Salvage cryoablation in men with recurrent prostate cancer after first-line radiotherapy
Posted Mar 04 2011 12:00am
Two recent papers from a clinical research team at the University of Western Ontario in Canada have offered us insights into the appropriate usage of cryoablation as salvage therapy for men with progressive (recurrent) prostate cancer after first-line treatment for localized and locally advanced prostate cancer.
In the first of these two papers, Williams et al. report patient survival based on a retrospective analysis of data from a series of 187 men who received salvage cryoablation at their institution between 1995 and 2004. Nearly all of these patients (176/187; 94 percent) had sufficient data available to permit detailed follow-up over a period of up to 14 years. All except four of the patients had received first-line external beam radiation therapy; the remaining 4 had received first-line brachytherapy.

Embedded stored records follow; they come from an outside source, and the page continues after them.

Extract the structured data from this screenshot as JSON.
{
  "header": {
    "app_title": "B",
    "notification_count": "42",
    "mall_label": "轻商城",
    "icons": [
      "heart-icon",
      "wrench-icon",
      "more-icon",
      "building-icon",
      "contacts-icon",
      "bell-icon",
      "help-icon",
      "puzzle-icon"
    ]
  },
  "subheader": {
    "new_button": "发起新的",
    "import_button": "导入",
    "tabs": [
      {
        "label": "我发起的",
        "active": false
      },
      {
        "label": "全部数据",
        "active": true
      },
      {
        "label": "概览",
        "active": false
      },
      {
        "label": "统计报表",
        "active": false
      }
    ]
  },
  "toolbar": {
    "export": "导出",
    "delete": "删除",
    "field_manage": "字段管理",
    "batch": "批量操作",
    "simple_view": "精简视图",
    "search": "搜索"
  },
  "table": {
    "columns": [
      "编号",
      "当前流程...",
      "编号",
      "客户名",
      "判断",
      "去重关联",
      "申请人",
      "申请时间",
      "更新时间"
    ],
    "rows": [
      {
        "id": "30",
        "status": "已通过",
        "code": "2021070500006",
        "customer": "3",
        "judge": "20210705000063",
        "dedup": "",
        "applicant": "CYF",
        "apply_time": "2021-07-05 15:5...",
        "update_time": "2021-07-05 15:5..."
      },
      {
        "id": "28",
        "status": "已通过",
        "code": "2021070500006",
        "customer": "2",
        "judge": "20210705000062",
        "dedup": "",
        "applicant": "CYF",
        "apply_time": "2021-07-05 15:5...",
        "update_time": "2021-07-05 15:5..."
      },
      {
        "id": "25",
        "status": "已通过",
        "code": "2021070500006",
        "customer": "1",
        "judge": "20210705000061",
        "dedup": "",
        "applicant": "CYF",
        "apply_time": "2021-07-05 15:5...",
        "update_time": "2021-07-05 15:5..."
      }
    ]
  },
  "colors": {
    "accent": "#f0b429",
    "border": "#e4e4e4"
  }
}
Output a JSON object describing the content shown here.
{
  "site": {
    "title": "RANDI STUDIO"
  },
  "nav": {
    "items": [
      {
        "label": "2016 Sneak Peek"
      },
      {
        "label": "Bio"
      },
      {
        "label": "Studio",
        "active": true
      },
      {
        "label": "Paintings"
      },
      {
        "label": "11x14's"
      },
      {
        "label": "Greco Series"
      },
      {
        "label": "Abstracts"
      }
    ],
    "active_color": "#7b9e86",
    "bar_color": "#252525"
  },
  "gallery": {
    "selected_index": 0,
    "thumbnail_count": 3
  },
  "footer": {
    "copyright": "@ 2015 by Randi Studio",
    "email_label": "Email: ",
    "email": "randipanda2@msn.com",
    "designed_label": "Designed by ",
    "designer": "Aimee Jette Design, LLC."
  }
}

As a final note, we should observe that the paper by Williams et al. is only the second to offer data from a large cohort of salvage cryotherapy patients. It is the first such paper to offer data from a single institution, with all patients followed according to a relatively standardized protocol over time. Williams and his colleagues are careful t0 point out that different interpretations can be placed on some of these data based on the use of the ASTRO criteria or the Phoenix criteria for failure of salvage cryotherapy.
The patients were all followed with PSA levels at 3, 6, and 12 months post-salvage cryotherapy and every 6 months thereafter, and with post-salvage biopsies at 6, 12, and 24 months. PSA levels and biopsies could also be carried out if clinically indicated.
Here are the key findings of this paper:
Average (mean) patient follow-up was 7.46 years (range, 1 to 14 years).
52/176 patients were followed for > 10 years.
Overall survival rates were 95 percent at 5 years, 91 percent at 8 years, and 87 percent at 10 years.
Metastasis-free survival rates were 87 percent at 5 years, 83 percent at 8 years, and 82 percent at 10 years.
Disease-free (progression-free) survival was 47 percent at 5 years, 39 percent at 8 years and 39 percent at 10 years.
68/176 patients (38.6 percent) required subsequent hormone therapy after salvage cryotherapy (at a mean time period of 2,83 years post-salvage therapy).
Risk factors for disease recurrence were the pre-radiation therapy PSA level, the pre-salvage therapy PSA level, and the pre-salvage therapy Gleason score.
A PSA nadir of > 1 ng/ml after salvage cryotherapy indicated a poor prognosis; disease recurrence occurred in all such patients.
A PSA nadir of < 1 ng/ml after salvage cryotherapy was associated with progression-free survival in 56 percent of patients at 5 years, 46 percent of patients at 8 years, and 46 percent of patients at 10 years.
Williams et al. conclude that salvage cryotherapy is an appropriate form of treatment for patients who are either unwilling to have or inappropriate candidates for salvage surgery. Whether high-intensity focused ultrasound can offer better outcomes than this will take several years to discover.
It is regrettable that one piece of important information is not provided in the current paper: that is the time from a clear indication of the failure of first-line radiotherapy to the conduct of salvage cryotherapy. Other papers have suggested that (in general) salvage therapy after first-line radiation therapy may occur much later than salvage radiation therapy after failure of first-line surgery. It does have to be said, however, that there seems to have been no difference in the outcome of salvage cryotherapy whether it happened < 5 years or > 5 years after the initial first-line radiation therapy.
In the second of the two papers referred to above, Ng et al. have reported on the patterns of local recurrence of prostate cancer in 122 patients treated with first-line radiation therapy and subsequent salvage cryotherapy at a mean follow-up of 56 months after salvage cryotherapy. (We assume that these 122 patients are a subset of the series of 176 patients referred to above.)
We do not intend to go into this paper in as much detail as we have with the paper by Williams et al. Suffice it to say that:
28/122 patients (23.1 percent) had a positive biopsy for prostate cancer after salvage cryotherapy.
The majority of cancer recurrences occurred in the apex of the prostate (51 percent), the base of the prostate (21.2 percent), and the seminal vesicles (18.2 percent).
Overall biochemical progression-free survival was 28 percent at 5 years in these 122 patients.
Patients with biopsy-proven cancer in the base of the prostate post-salvage cryotherapy had a biochemical progression-free survival of 0 percent at 5 years of follow-up.
The authors conclude that cancer recurrences appear to have occurred in areas of the prostate where aggressive freezing is generally avoided because of the potential risks for subsequent incontinence or a recto-urethral fistula. This may suggest that (unless further improvements in cryotherapy technique are possible), patients known to have cancer recurrence in the base of the prostate may be less appropriate candidates for salvage cryotherapy.